SkyFire: Tiny cube satellite to probe Moon mysteries (VIDEO)

Artistic rendering of the SkyFire cubesat orbiting the moon © lockheedmartin.com
A tiny probe armed with new infrared scanning technology will be on board NASA’s 2018 exploration mission to the moon, along with a dozen similar “cube satellites.” Dubbed SkyFire, it is a joint venture between the US space agency and Lockheed Martin.

On Monday, Lockheed announced that NASA has given final approval for SkyFire, securing its slot aboard the first Exploration Mission (EM-1). The primary mission, scheduled for September 2018, will be a test of NASA’s Space Launch System (SLS) and the Orion Multi-Purpose Crew Vehicle.
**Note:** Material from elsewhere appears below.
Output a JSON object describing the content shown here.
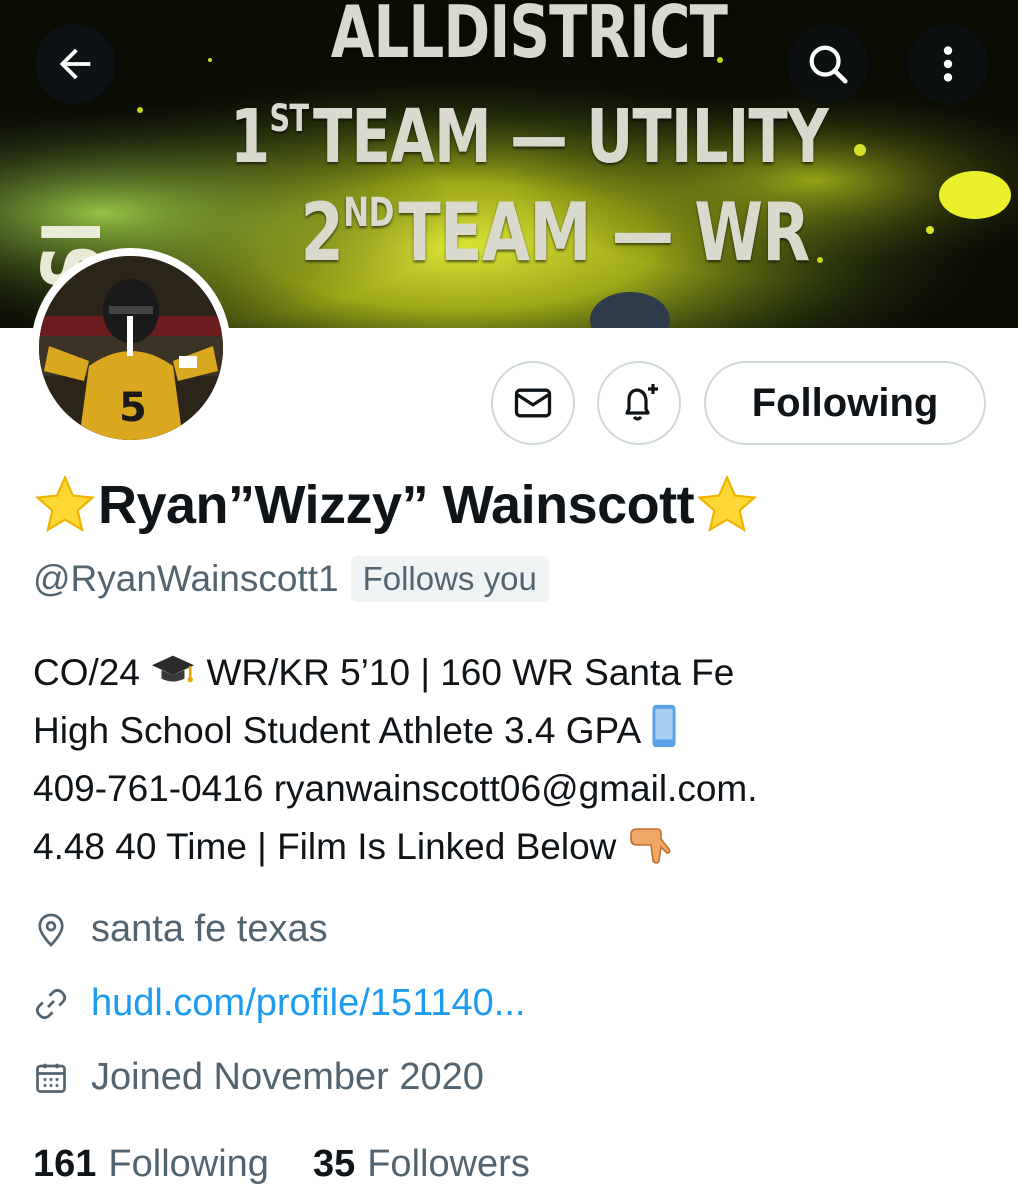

SkyFire and other “cubesats” will be part of the secondary payload.

Also known as U-class spacecraft, “cubesats” are space probes that consist of one or more 10-centimeter (3.9 inch) cubes.
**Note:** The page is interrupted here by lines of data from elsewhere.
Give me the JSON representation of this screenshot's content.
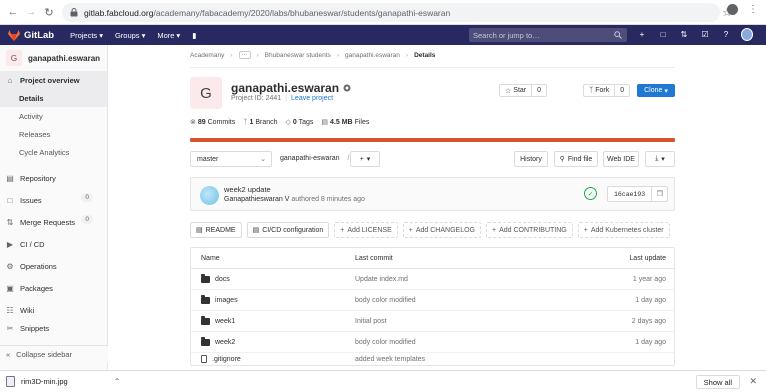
{
  "browser": {
    "url_host": "gitlab.fabcloud.org",
    "url_path": "/academany/fabacademy/2020/labs/bhubaneswar/students/ganapathi-eswaran"
  },
  "header": {
    "brand": "GitLab",
    "menu": [
      "Projects",
      "Groups",
      "More"
    ],
    "search_placeholder": "Search or jump to…"
  },
  "sidebar": {
    "project_initial": "G",
    "project_name": "ganapathi.eswaran",
    "overview_label": "Project overview",
    "overview_items": [
      "Details",
      "Activity",
      "Releases",
      "Cycle Analytics"
    ],
    "items": [
      {
        "label": "Repository",
        "icon": "repository-icon"
      },
      {
        "label": "Issues",
        "count": "0",
        "icon": "issues-icon"
      },
      {
        "label": "Merge Requests",
        "count": "0",
        "icon": "merge-requests-icon"
      },
      {
        "label": "CI / CD",
        "icon": "ci-cd-icon"
      },
      {
        "label": "Operations",
        "icon": "operations-icon"
      },
      {
        "label": "Packages",
        "icon": "packages-icon"
      },
      {
        "label": "Wiki",
        "icon": "wiki-icon"
      },
      {
        "label": "Snippets",
        "icon": "snippets-icon"
      }
    ],
    "collapse_label": "Collapse sidebar"
  },
  "breadcrumb": [
    "Academany",
    "Bhubaneswar students",
    "ganapathi.eswaran",
    "Details"
  ],
  "project": {
    "initial": "G",
    "title": "ganapathi.eswaran",
    "id_text": "Project ID: 2441",
    "leave_label": "Leave project",
    "star_label": "Star",
    "star_count": "0",
    "fork_label": "Fork",
    "fork_count": "0",
    "clone_label": "Clone"
  },
  "stats": {
    "commits": "89",
    "commits_label": "Commits",
    "branches": "1",
    "branches_label": "Branch",
    "tags": "0",
    "tags_label": "Tags",
    "size": "4.5 MB",
    "size_label": "Files"
  },
  "toolbar": {
    "branch": "master",
    "path": "ganapathi-eswaran",
    "path_sep": "/",
    "plus": "+",
    "history": "History",
    "find_file": "Find file",
    "web_ide": "Web IDE"
  },
  "commit": {
    "title": "week2 update",
    "author": "Ganapathieswaran V",
    "meta": "authored 8 minutes ago",
    "sha": "16cae193"
  },
  "quick_actions": [
    {
      "label": "README",
      "dashed": false
    },
    {
      "label": "CI/CD configuration",
      "dashed": false
    },
    {
      "label": "Add LICENSE",
      "dashed": true
    },
    {
      "label": "Add CHANGELOG",
      "dashed": true
    },
    {
      "label": "Add CONTRIBUTING",
      "dashed": true
    },
    {
      "label": "Add Kubernetes cluster",
      "dashed": true
    }
  ],
  "file_table": {
    "headers": {
      "name": "Name",
      "commit": "Last commit",
      "update": "Last update"
    },
    "rows": [
      {
        "name": "docs",
        "type": "folder",
        "commit": "Update index.md",
        "update": "1 year ago"
      },
      {
        "name": "images",
        "type": "folder",
        "commit": "body color modified",
        "update": "1 day ago"
      },
      {
        "name": "week1",
        "type": "folder",
        "commit": "Initial post",
        "update": "2 days ago"
      },
      {
        "name": "week2",
        "type": "folder",
        "commit": "body color modified",
        "update": "1 day ago"
      },
      {
        "name": ".gitignore",
        "type": "file",
        "commit": "added week templates",
        "update": ""
      }
    ]
  },
  "downloads": {
    "file": "rim3D-min.jpg",
    "show_all": "Show all"
  },
  "colors": {
    "header_bg": "#292961",
    "accent_blue": "#1f78d1",
    "language_bar": "#d9532c",
    "pipeline_success": "#1aaa55"
  }
}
“SkyFire’s lunar flyby will pioneer brand new infrared technology, enabling scientists to fill strategic gaps in lunar knowledge that have implications for future human space exploration,” John Ringelberg, Lockheed Martin’s SkyFire project manager, said in a statement.

“The CubeSat will look for specific lunar characteristics like solar illumination areas,” added James Russell, principal investigator on the SkyFire program. “We’ll be able to see new things with sensors that are less costly to make and send to space.”

If the technology proves successful, SkyFire could be used as a cost-effective probe to analyze other planets before human explorers arrive – from analyzing soil conditions to figuring out the most livable location and the best landing sites, the Bethesda, Maryland-based company said.

The focus on inexpensive mini-satellites is somewhat of a departure for Lockheed Martin, known as a mammoth military contractor behind such mega-projects as the $1.5 trillion F-35 Lightning II Joint Strike Fighter or the $362 million Freedom-class Littoral Combat Ship. Most of the development team is drawn from “early-career engineers in partnership with the University of Colorado Boulder,” Lockheed noted in the statement.

SkyFire is the result of public-private partnerships NASA has been developing as part of its NextSTEP (Space Technologies for Exploration Partnerships) program.